The implication for our portfolio is structural. The companies we are now backing may, in their successful cases, never enter public markets. We are pricing this into how we think about hold periods. The 1997 founding memo committed the firm to minimum holding periods of seven years; the 2025 reality suggests that the meaningful holding periods for our most consequential 2025 commitments may be twenty years or longer, with liquidity events occurring within that window via secondary rather than via IPO. The structural implications are significant.

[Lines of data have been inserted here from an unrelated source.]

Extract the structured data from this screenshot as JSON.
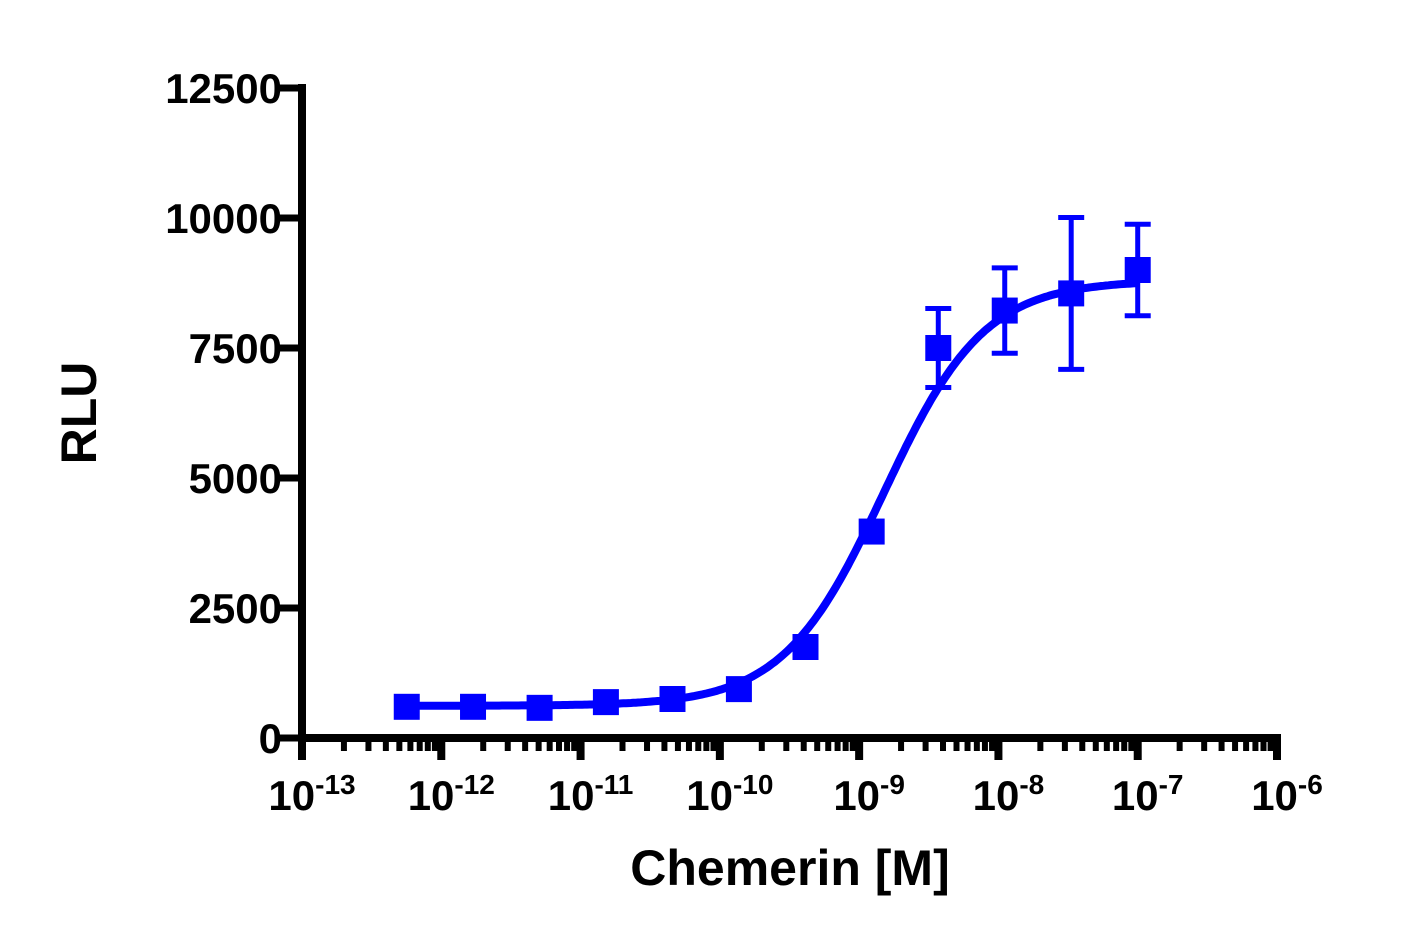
{
  "chart_data": {
    "type": "scatter",
    "title": "",
    "xlabel": "Chemerin [M]",
    "ylabel": "RLU",
    "x_scale": "log",
    "xlim": [
      1e-13,
      1e-06
    ],
    "ylim": [
      0,
      12500
    ],
    "grid": false,
    "x_ticks": [
      {
        "base": "10",
        "exp": "-13",
        "value": 1e-13
      },
      {
        "base": "10",
        "exp": "-12",
        "value": 1e-12
      },
      {
        "base": "10",
        "exp": "-11",
        "value": 1e-11
      },
      {
        "base": "10",
        "exp": "-10",
        "value": 1e-10
      },
      {
        "base": "10",
        "exp": "-9",
        "value": 1e-09
      },
      {
        "base": "10",
        "exp": "-8",
        "value": 1e-08
      },
      {
        "base": "10",
        "exp": "-7",
        "value": 1e-07
      },
      {
        "base": "10",
        "exp": "-6",
        "value": 1e-06
      }
    ],
    "y_ticks": [
      "0",
      "2500",
      "5000",
      "7500",
      "10000",
      "12500"
    ],
    "color": "#0000ff",
    "marker": "square",
    "series": [
      {
        "x": [
          5.65e-13,
          1.69e-12,
          5.08e-12,
          1.52e-11,
          4.57e-11,
          1.37e-10,
          4.12e-10,
          1.23e-09,
          3.7e-09,
          1.11e-08,
          3.33e-08,
          1e-07
        ],
        "y": [
          600,
          600,
          580,
          690,
          750,
          940,
          1750,
          3970,
          7500,
          8220,
          8550,
          9000
        ],
        "error": [
          0,
          0,
          0,
          0,
          0,
          0,
          0,
          0,
          760,
          820,
          1460,
          880
        ]
      }
    ],
    "fit_curve": {
      "model": "sigmoidal dose-response",
      "bottom": 620,
      "top": 8800,
      "ec50": 1.5e-09,
      "hill_slope": 1.2
    }
  }
}
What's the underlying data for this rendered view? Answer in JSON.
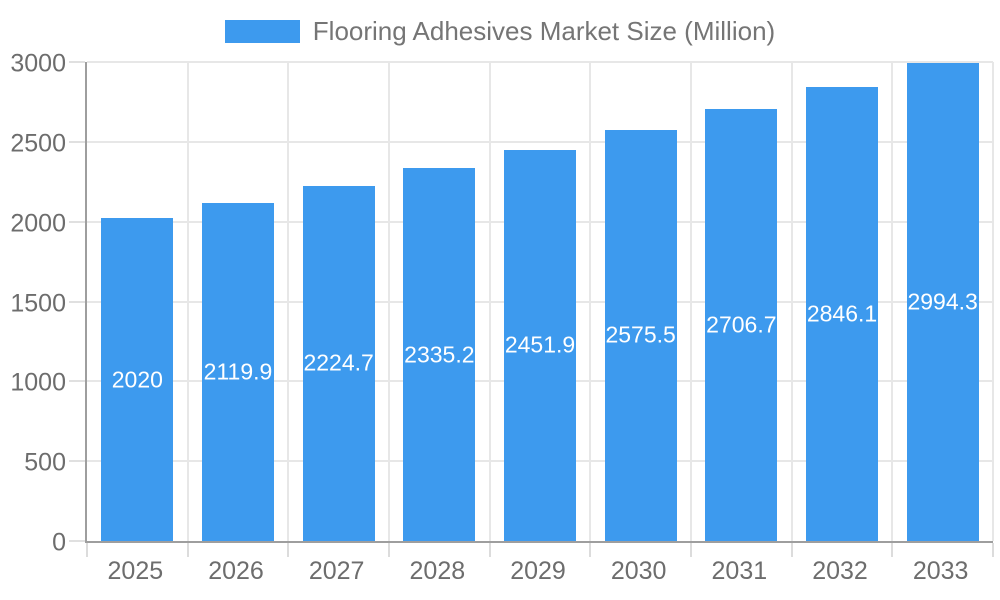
{
  "legend": {
    "label": "Flooring Adhesives Market Size (Million)"
  },
  "colors": {
    "bar": "#3d9aee",
    "bar_label": "#ffffff",
    "axis_line": "#9e9e9e",
    "grid_line": "#e7e7e7",
    "tick_label": "#6d6d6d",
    "legend_text": "#757575",
    "background": "#ffffff"
  },
  "chart_data": {
    "type": "bar",
    "title": "Flooring Adhesives Market Size (Million)",
    "categories": [
      "2025",
      "2026",
      "2027",
      "2028",
      "2029",
      "2030",
      "2031",
      "2032",
      "2033"
    ],
    "values": [
      2020,
      2119.9,
      2224.7,
      2335.2,
      2451.9,
      2575.5,
      2706.7,
      2846.1,
      2994.3
    ],
    "value_labels": [
      "2020",
      "2119.9",
      "2224.7",
      "2335.2",
      "2451.9",
      "2575.5",
      "2706.7",
      "2846.1",
      "2994.3"
    ],
    "xlabel": "",
    "ylabel": "",
    "ylim": [
      0,
      3000
    ],
    "ytick_step": 500,
    "ytick_labels": [
      "0",
      "500",
      "1000",
      "1500",
      "2000",
      "2500",
      "3000"
    ],
    "grid": true,
    "legend_position": "top",
    "bar_labels_visible": true,
    "bar_label_position": "center"
  }
}
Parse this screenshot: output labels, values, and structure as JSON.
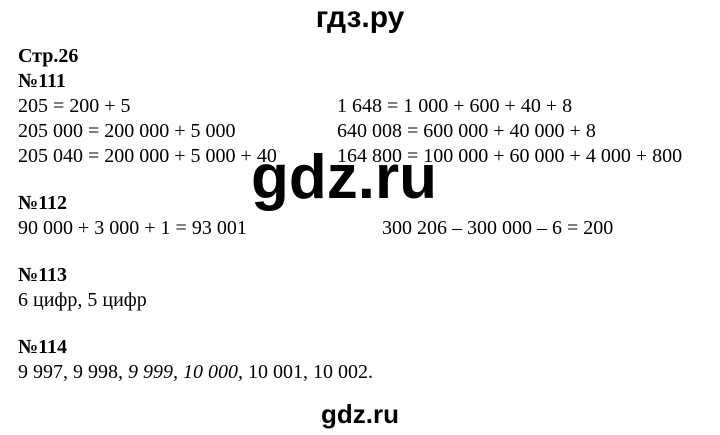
{
  "brand": {
    "header": "гдз.ру",
    "watermark": "gdz.ru",
    "footer": "gdz.ru"
  },
  "page_label": "Стр.26",
  "problems": {
    "p111": {
      "number": "№111",
      "left": [
        "205 = 200 + 5",
        "205 000 = 200 000 + 5 000",
        "205 040 = 200 000 + 5 000 + 40"
      ],
      "right": [
        "1 648 = 1 000 + 600 + 40 + 8",
        "640 008 = 600 000 + 40 000 + 8",
        "164 800 = 100 000 + 60 000 + 4 000 + 800"
      ]
    },
    "p112": {
      "number": "№112",
      "left": [
        "90 000 + 3 000 + 1 = 93 001"
      ],
      "right": [
        "300 206 – 300 000 – 6 = 200"
      ]
    },
    "p113": {
      "number": "№113",
      "answer": "6 цифр, 5 цифр"
    },
    "p114": {
      "number": "№114",
      "answer_prefix": "9 997, 9 998, ",
      "answer_italic": "9 999, 10 000",
      "answer_suffix": ", 10 001, 10 002."
    }
  }
}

We are revising our internal templates accordingly.
On the Agent Layer, in Plain Language
An agent is, in current usage, a software system that decomposes a multi-step task and executes the steps autonomously, calling on models and tools as needed. The category was, until this year, largely speculative. It is no longer. Several agent products shipped in 2025 are producing measurable economic outcomes for their users, in categories ranging from software development to enterprise procurement to consumer task automation.
The category will be larger than the consensus currently models. It is also, in our judgment, more difficult to build well than the consensus currently models. The companies producing reliable agent outcomes are companies that have invested heavily in the integration layer — the connections between agent systems and the underlying services they need to call — and have done so in ways that are not obvious from the company's external description. We are being selective. We have made three commitments in the agent category in 2025 and have declined approximately fifteen. The selection ratio reflects the volume of low-rigor companies entering the category; we expect the ratio to remain unfavorable through 2027 or 2028.
On the Companies We Are Now Underwriting Differently
Our underwriting framework, three years into this cycle, has updated in two specific ways. We now require, at first commitment, that the company have a defensibility that does not rest on its model layer. And we now require, at first commitment, that the company have a credible path to operating margins that do not depend on the price of inference falling further than it already has. The two requirements taken together constitute a meaningful tightening of our framework. The tightening reflects, in essence, that the AI cycle is mature enough that the speculative premium for being early has compressed, and the underwriting standards must compress correspondingly.
The 2025 vintage of our portfolio will, in consequence, be smaller in count than the 2023 vintage and larger in average commitment size. The change is deliberate. The 2025-2026 cohort of AI-native companies will, we predict, be the most concentrated in winners of any AI vintage. We intend to be heavily weighted toward those winners.
A Closing Note
The cycle is mid-flight. The next three years will, we believe, separate the companies of consequence from the companies of momentum. We intend to be present for the separation.